Among the techniques examined in the analysis was the usage of reality checks. These included closing one's lips and attempting to inhale; in a dream, you could get the feeling of breathing in since your body perceives the change in facial muscles. The other simple check was reading printed text, and that, in dreams, often changes from one reading to another, the investigators stated.

The two other techniques were known as "wake back to bed" and"mnemonic induction of lucid dreams" (MILD). Both strategies involve waking up for a few minutes after 5 hours of sleep before heading back to bed, however, the MILD technique also involves repeating the phrase,"Next time I'm dreaming, I will remember that I'm dreaming," before falling back to sleep.

At the start of the study, the participants listed the number of lucid dreams they had over the span of a week. Subsequently, for the next week, the participants were randomly assigned to one of the 3 groups: reality check, reality check and wake back to bed, and reality check and wake back to bed plus MILD. The participants listed the amount of lucid dreams they had.

The researchers discovered that when all 3 techniques were used (the third group), individuals could remember more lucid dreams after fourteen days than people who had completed just a couple of the techniques. The team that tried all three methods reported having a lucid dream 17 percent of the time. And falling asleep within five minutes of practicing the MILD approach bumped the success rate up to approximately 46 percent compared to people who tried this technique but took longer to fall asleep. Reality tests alone, however, weren't connected with a greater rate of lucid dreams.

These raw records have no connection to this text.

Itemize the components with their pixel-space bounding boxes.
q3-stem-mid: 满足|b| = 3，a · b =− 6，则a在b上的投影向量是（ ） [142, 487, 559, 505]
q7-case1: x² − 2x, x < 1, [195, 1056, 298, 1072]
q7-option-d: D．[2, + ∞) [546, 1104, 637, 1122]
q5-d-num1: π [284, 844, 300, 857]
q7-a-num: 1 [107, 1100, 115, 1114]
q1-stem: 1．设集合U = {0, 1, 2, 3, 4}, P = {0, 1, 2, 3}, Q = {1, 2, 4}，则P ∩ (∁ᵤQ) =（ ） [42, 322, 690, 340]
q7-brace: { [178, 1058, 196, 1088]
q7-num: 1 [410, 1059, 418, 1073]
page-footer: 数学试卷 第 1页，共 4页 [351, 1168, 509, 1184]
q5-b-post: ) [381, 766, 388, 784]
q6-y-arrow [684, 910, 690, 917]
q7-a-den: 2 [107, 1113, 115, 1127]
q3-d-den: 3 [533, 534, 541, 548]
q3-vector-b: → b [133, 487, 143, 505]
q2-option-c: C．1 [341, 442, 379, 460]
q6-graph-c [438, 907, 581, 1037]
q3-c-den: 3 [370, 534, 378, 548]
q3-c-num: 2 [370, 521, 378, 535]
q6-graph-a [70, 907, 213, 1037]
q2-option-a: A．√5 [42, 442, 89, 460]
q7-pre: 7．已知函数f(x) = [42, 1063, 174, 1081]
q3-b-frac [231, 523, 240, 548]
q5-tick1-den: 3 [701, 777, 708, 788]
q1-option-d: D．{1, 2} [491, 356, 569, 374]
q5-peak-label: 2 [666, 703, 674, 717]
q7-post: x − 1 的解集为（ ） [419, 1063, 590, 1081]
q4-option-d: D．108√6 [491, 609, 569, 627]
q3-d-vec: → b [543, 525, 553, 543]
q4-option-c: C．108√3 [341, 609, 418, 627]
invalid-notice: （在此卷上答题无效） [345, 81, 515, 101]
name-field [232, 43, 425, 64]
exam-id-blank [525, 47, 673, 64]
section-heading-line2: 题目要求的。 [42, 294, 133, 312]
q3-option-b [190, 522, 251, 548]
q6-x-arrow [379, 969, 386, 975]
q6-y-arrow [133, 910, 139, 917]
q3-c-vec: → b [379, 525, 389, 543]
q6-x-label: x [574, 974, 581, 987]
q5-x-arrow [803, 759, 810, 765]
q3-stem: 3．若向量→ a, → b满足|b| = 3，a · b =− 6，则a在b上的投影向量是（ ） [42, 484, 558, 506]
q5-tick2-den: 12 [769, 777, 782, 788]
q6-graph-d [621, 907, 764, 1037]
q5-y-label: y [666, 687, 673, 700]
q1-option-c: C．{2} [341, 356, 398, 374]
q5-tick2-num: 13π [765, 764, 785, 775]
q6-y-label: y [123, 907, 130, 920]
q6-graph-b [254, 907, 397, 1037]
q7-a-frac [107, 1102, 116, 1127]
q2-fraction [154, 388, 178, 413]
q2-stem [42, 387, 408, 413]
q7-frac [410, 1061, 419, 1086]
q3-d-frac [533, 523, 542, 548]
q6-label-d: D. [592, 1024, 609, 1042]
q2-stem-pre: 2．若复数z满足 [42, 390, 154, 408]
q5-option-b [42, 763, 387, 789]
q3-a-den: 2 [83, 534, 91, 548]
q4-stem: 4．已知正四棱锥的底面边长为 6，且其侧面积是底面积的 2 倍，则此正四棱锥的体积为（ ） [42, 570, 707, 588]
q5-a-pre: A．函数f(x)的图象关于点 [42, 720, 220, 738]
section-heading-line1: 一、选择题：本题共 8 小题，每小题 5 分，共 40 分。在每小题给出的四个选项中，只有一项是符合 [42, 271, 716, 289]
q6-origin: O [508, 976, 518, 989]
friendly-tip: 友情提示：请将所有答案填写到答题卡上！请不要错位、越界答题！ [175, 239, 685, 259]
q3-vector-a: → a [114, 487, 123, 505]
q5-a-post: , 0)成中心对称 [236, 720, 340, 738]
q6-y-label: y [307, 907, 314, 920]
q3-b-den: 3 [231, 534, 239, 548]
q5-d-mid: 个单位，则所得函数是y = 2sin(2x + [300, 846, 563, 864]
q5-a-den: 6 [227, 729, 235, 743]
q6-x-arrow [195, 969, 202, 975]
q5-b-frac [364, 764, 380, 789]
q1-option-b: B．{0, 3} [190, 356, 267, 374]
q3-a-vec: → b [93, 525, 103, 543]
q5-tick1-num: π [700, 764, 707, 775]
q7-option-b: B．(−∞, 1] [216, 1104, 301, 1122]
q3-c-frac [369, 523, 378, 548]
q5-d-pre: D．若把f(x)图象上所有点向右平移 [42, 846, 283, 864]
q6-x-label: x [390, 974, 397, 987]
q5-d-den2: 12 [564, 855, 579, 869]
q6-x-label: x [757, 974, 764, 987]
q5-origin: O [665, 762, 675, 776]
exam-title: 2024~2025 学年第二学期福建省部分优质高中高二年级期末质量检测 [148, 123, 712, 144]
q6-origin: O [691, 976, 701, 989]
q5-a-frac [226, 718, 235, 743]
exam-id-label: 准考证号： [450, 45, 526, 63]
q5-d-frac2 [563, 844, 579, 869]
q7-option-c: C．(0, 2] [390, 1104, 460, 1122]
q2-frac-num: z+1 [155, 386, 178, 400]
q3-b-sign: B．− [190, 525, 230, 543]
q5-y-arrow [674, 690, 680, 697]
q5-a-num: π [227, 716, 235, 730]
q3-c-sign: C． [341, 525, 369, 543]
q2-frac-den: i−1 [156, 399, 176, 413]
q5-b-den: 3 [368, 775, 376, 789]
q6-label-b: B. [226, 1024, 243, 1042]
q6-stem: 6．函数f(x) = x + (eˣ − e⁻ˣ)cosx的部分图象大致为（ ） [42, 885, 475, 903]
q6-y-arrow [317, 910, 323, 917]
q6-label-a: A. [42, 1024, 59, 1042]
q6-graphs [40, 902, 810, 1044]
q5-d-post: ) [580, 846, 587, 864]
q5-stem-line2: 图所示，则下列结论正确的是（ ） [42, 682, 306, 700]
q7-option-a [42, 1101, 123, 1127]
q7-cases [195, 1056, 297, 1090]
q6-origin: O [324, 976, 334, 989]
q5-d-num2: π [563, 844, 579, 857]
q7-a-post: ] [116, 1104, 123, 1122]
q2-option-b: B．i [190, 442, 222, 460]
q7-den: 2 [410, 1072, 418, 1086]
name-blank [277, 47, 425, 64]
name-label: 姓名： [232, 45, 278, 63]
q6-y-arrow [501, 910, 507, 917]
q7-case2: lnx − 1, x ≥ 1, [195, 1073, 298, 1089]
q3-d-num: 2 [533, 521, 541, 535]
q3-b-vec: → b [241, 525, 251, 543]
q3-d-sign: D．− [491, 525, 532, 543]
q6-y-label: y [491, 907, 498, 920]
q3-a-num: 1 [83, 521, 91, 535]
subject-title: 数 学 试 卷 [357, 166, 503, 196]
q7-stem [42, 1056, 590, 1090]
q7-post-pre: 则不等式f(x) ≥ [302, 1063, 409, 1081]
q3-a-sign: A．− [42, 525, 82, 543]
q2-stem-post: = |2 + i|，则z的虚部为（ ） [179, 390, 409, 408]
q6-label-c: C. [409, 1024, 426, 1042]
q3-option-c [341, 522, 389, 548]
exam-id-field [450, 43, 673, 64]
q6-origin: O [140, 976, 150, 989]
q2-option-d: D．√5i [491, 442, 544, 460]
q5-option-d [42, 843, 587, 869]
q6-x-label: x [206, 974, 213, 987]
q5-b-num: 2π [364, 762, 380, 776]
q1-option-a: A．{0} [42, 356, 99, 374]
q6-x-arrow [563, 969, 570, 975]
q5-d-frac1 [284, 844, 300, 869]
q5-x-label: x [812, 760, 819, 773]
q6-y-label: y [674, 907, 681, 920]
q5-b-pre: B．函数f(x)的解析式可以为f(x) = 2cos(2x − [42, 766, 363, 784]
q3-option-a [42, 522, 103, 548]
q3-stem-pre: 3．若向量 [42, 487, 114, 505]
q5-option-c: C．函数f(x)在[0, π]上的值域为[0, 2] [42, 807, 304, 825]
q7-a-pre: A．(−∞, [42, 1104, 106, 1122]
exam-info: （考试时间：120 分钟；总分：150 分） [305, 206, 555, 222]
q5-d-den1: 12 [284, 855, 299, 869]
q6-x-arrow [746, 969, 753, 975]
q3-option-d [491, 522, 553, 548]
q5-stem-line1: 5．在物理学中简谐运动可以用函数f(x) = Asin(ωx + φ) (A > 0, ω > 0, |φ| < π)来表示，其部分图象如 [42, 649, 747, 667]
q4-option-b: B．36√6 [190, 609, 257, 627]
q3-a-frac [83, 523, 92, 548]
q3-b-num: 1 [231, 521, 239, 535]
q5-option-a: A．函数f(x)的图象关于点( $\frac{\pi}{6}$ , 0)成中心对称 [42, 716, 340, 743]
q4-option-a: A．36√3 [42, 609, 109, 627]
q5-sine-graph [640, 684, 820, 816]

"Inception" fans should not necessarily throw their collectible tops. Aspy states that additional research that ran as long as three weeks found greater success with reality checks. Maybe this technique was not as effective in the new study because the participants did not have sufficient time to develop the habit to the point they would think to try it dreaming, Aspy explained.

Dr. Rafael Pelayo, a sleep medicine specialist at Stanford University who wasn't involved in the study, stated that "it's nice that there's actual research" of lucid dreaming today.

Pelayo noted that lucid dreaming did not appear to be connected to a decrease in sleep quality, but this may be an area for future study. Some brain-scan research have implied that when a individual is undergoing a lucid dream, the brain is in a kind of hybrid sleep-awake condition instead of fully asleep, he explained.

In the future, the researchers expect to study practical applications for lucid dreaming, although these are still mostly speculative, Aspy said. Some research, for instance, indicates that lucid dreaming may be utilized to practice crafts and hobbies, then see an improvement in waking life.

"We're touching on some things that are hard to know," Pelayo says. He believes it is unlikely, for example, that athletes may use lucid dreaming to efficiently practice their game, but he's also interested in seeing what future study reveals down the road. It is likely that one day, individuals with post-traumatic stress disorder may use lucid dreaming to help prevent nightmares, '' he explained. However, to study these applications,"the first step is teaching people to reliably do lucid dreaming, and that's what this paper offered," he added.

"Lucid dreaming has been around for a long time," Pelayo said. "There are online communities around it, people buying supplements online, so adding some science can only be helpful. I think it's long overdue."